You can not tell a creative team to come up with a work that has no normative boundaries and then decide afterward that it’s too obscene and sensor it.

Prose literature has no rating system. They are not bound by any confines of content. A person of any age can walk into a bookstore and grab a book off the shelf and purchase it or look through it and see any number of curse words, violence, sex, or any other kind of content that might be deemed offensive.

Artwork in museums have long contained the naked body yet we still take our children there on class trips to see it. The constraints of comic books have always been under much more scrutiny, much like music has. No work of art, whether it be comic books, prose, canvas, music, or any art form aimed at a mature adult audience should be censored.
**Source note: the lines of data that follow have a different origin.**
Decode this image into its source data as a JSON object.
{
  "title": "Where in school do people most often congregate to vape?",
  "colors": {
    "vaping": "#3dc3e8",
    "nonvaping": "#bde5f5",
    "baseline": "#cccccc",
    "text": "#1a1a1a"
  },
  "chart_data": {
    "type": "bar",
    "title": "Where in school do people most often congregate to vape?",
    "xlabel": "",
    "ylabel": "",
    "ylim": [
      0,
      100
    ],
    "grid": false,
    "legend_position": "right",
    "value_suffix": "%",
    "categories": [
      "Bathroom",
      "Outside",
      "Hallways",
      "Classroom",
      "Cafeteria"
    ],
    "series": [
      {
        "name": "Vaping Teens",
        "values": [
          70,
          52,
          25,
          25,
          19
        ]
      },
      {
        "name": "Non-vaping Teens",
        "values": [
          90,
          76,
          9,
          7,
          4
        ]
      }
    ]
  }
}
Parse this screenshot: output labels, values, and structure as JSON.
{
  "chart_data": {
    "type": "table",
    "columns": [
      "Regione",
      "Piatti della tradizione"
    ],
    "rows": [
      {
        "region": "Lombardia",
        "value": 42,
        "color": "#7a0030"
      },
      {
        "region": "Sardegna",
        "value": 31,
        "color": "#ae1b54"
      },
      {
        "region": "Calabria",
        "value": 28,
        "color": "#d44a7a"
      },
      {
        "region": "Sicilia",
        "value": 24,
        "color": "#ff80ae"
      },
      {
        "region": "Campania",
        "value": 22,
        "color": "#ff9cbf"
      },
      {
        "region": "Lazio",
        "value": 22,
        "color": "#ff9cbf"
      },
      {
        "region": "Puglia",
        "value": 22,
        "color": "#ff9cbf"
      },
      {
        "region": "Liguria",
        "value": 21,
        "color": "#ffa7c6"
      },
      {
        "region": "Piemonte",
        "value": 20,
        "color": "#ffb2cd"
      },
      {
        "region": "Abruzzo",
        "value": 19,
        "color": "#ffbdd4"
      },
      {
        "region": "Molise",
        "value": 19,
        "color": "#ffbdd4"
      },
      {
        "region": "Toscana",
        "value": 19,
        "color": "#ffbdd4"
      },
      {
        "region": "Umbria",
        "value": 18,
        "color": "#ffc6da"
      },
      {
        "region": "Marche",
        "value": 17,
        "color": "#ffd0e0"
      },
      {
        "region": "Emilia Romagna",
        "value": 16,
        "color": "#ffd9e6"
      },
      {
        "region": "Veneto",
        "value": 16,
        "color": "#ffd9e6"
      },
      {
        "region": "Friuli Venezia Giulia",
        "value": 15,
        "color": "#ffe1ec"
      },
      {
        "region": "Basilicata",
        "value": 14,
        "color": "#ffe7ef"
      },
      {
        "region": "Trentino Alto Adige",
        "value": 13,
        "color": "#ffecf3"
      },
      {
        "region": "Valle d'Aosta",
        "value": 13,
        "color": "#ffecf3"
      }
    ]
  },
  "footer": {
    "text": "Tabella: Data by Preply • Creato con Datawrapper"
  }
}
What really concerns me here is the question of what is in store for the rest of these Black Label books that have been teased. DC gave creators unlimited power when these stories were pitched. Will we now see some stories rewritten or edited?

I’m not so much concerned that we may never see these books hit shelves, but will the quality be the same? Or will these creators now have to walk on egg shells and sacrifice story quality as to not rock the boat? Only time will tell.

“Batman: Damned no. 2” will be out November 21st.